La mort est devant nous, un peu comme au mur de la salle de classe un tableau de la bataille d’Alexandre. Ce qu’il nous reste à faire, c’est, à travers nos actes dans cette vie, d’obscurcir encore le tableau ou de l’effacer tout à fait.

  • Réflexions sur le péché, la souffrance, l'espérance et le vrai chemin, Franz Kafka (trad. Bernard Pautrat), éd. Payot et Rivages, coll. Rivages poche, Petite bibliothèque, 2001 (ISBN 2-7436-0773-4), p. 65


109

(..) Il n’est pas nécessaire que tu sortes de chez toi. Reste à ta table et écoute. N’écoute même pas, attends, simplement. N’attends même pas, soit pleinement calme et seul. Le monde va s’offrir à toi pour que tu le démasques, il ne peut rien faire d’autre, il va se tordre extasié devant toi.

  • Réflexions sur le péché, la souffrance, l'espérance et le vrai chemin, Franz Kafka (trad. Bernard Pautrat), éd. Payot et Rivages, coll.
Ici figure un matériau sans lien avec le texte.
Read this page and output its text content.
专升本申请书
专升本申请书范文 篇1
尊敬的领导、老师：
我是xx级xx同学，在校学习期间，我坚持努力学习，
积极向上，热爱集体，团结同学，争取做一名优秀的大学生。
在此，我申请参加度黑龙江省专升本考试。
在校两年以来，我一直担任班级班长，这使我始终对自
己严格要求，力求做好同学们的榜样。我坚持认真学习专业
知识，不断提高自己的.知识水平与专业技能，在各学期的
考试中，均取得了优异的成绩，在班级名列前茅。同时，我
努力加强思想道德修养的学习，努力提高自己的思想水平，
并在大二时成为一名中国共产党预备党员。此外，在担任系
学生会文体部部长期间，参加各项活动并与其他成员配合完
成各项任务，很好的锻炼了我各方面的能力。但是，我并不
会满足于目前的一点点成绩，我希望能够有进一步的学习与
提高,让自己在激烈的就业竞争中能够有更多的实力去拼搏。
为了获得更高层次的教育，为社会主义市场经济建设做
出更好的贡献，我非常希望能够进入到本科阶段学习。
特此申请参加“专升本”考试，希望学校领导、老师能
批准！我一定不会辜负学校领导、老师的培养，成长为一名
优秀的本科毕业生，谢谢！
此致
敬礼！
Rivages poche, Petite bibliothèque, 2001 (ISBN 2-7436-0773-4), p. 77


Correspondance[modifier]

Nous avons besoin de livres qui agissent sur nous comme un malheur dont nous souffririons beaucoup, comme la mort de quelqu'un que nous aimerions plus que nous-mêmes, comme si nous étions proscrits, condamnés à vivre dans des forêts loin de tous les hommes, comme un suicide - un livre doit être la hache qui brise la mer gelée en nous.


Journal[modifier]

Tout ce qui n'est pas littérature m'ennuie et je le hais.


Les parents qui attendent de la reconnaissance de leurs enfants (il y en a même qui l'exigent) sont comme ces usuriers qui risquent volontiers le capital pour toucher les intérêts.


En un certain sens, le Bien est désolant.


L'oisiveté est le commencement de tous les vices, le couronnement de toutes les vertus.


Dans le combat entre toi et le monde, seconde le monde.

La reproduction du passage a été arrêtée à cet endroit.